Le dimissioni del presidente del Consiglio Giuseppe Conte, attese nel Consiglio dei ministri in programma per martedì mattina, si incrociano con il rischio che l’Italia partecipi alle Olimpiadi di Tokyo senza bandiera. Il 27 gennaio, infatti, cioè nel day after della probabile apertura della crisi, è attesa la decisione del Comitato olimpico internazionale sulla sospensione del Coni: una questione che va avanti da due anni e che riguarda la mancata autonomia dell’ente dopo la riforma della governance voluta dal governo gialloverde. Per sanare la situazione, evitando al nostro Paese la figuraccia planetaria, l’esecutivo ha fatto sapere che a margine del Cdm dovrebbe essere approvato un decreto ad hoc. Il provvedimento è rimasto a lungo nei cassetti di Palazzo Chigi per resistenze all’interno della maggioranza, ma ora i tempi sono scaduti e il dossier non è più rinviabile. Se il Coni non dovesse tornare alla sua indipendenza, infatti, così come prescrivono le regole internazionali del Cio, l’Italia sarebbe destinataria di una misura che finora è stata applicata alla Bielorussia del dittatore Lukashenko o alla Russia degli scandali del doping.
La vicenda nasce con la famosa riforma dello sport, avviata dal governo gialloverde e conclusa da quello giallorosso. Il punto critico riguarda il personale e i beni del Coni, in passato affidati alla sua azienda Coni Servizi: con la trasformazione di quest’ultima nella società Sport e Salute su volontà dell’ex sottosegretario Giancarlo Giorgetti, oggi dipendono dal governo. Di rivedere lo schema di governance se n’è parlato ininterrottamente per un anno e mezzo e alla fine la riforma è stata approvata monca. Ok a lavoro sportivo, professionismo femminile, stadi, sicurezza sulla neve, ma non al “decreto n. 1”, quello sulla governance appunto. Pd e Italia Viva chiedevano di restituire tutto al Coni, il M5s pretendeva almeno una incompatibilità che costringesse Giovanni Malagò a scegliere fra il suo terzo mandato al Foro Italico e la presidenza delle Olimpiadi di Milano-Cortina 2026. Non se n’è fatto nulla, e il problema è rimasto irrisolto fino ad ora.

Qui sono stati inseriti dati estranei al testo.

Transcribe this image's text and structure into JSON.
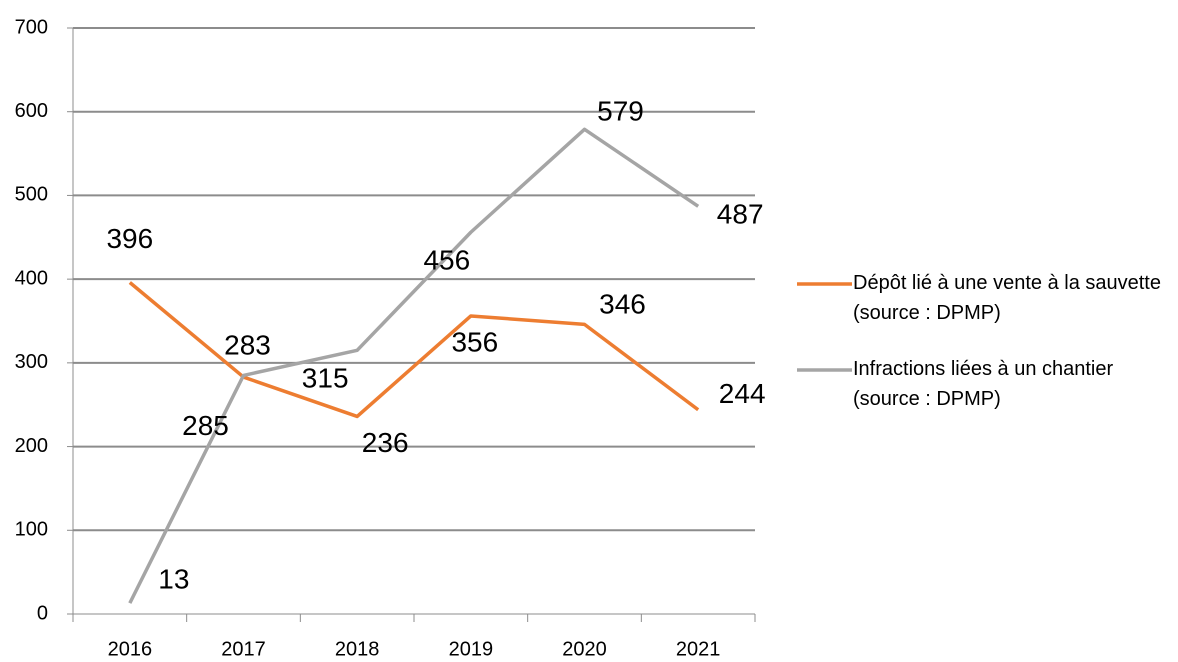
{
  "chart_data": {
    "type": "line",
    "categories": [
      "2016",
      "2017",
      "2018",
      "2019",
      "2020",
      "2021"
    ],
    "series": [
      {
        "name": "Dépôt lié à une vente à la sauvette (source : DPMP)",
        "color": "#ed7d31",
        "values": [
          396,
          283,
          236,
          356,
          346,
          244
        ]
      },
      {
        "name": "Infractions liées à un chantier (source : DPMP)",
        "color": "#a5a5a5",
        "values": [
          13,
          285,
          315,
          456,
          579,
          487
        ]
      }
    ],
    "ylim": [
      0,
      700
    ],
    "yticks": [
      0,
      100,
      200,
      300,
      400,
      500,
      600,
      700
    ],
    "grid": true,
    "legend": "right"
  }
}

Di fronte all’imminente decisione del Cio, nel corso della giornata si sono moltiplicati gli appelli al governo a fare presto, nonostante la crisi politica in atto. “Si adotti rapidamente un decreto che restituisca al Coni la dovuta autonomia. Non c’è più tempo da perdere”, ha scritto in una nota il presidente della commissione Istruzione, del Senato, Riccardo Nencini. Dello stesso avviso Italia viva, così come Giovanni Malagò. “La situazione sportivamente parlando è drammatica ma si può ancora risolvere, fino al 27 gennaio, quando ci sarà l’esecutivo del Cio, abbiamo tempo per farlo”, ha avvertito in un comunicato, sollecitando un intervento immediato. “Confido che nelle prossime ore il Presidente del Consiglio Giuseppe Conte, di concerto con il ministro dello Sport Vincenzo Spadafora, si faccia carico, con una norma o un decreto per garantire, attraverso il riconoscimento della pianta organica e del ruolo del Coni stesso, l’autonomia richiesta dal Cio in ossequio agli impegni contenuti nella Carta Olimpica”, ha fatto sapere il deputato dem Andrea Rossi. “Sono convinto che l’Italia riuscirà a partecipare alle prossime Olimpiadi con il proprio inno e bandiera e che potrà svolgere regolarmente i Giochi olimpici del 2026”, l’auspicio del pentastellato Simone Valente. “Una soluzione al nodo della governance sportiva può e deve essere trovata”.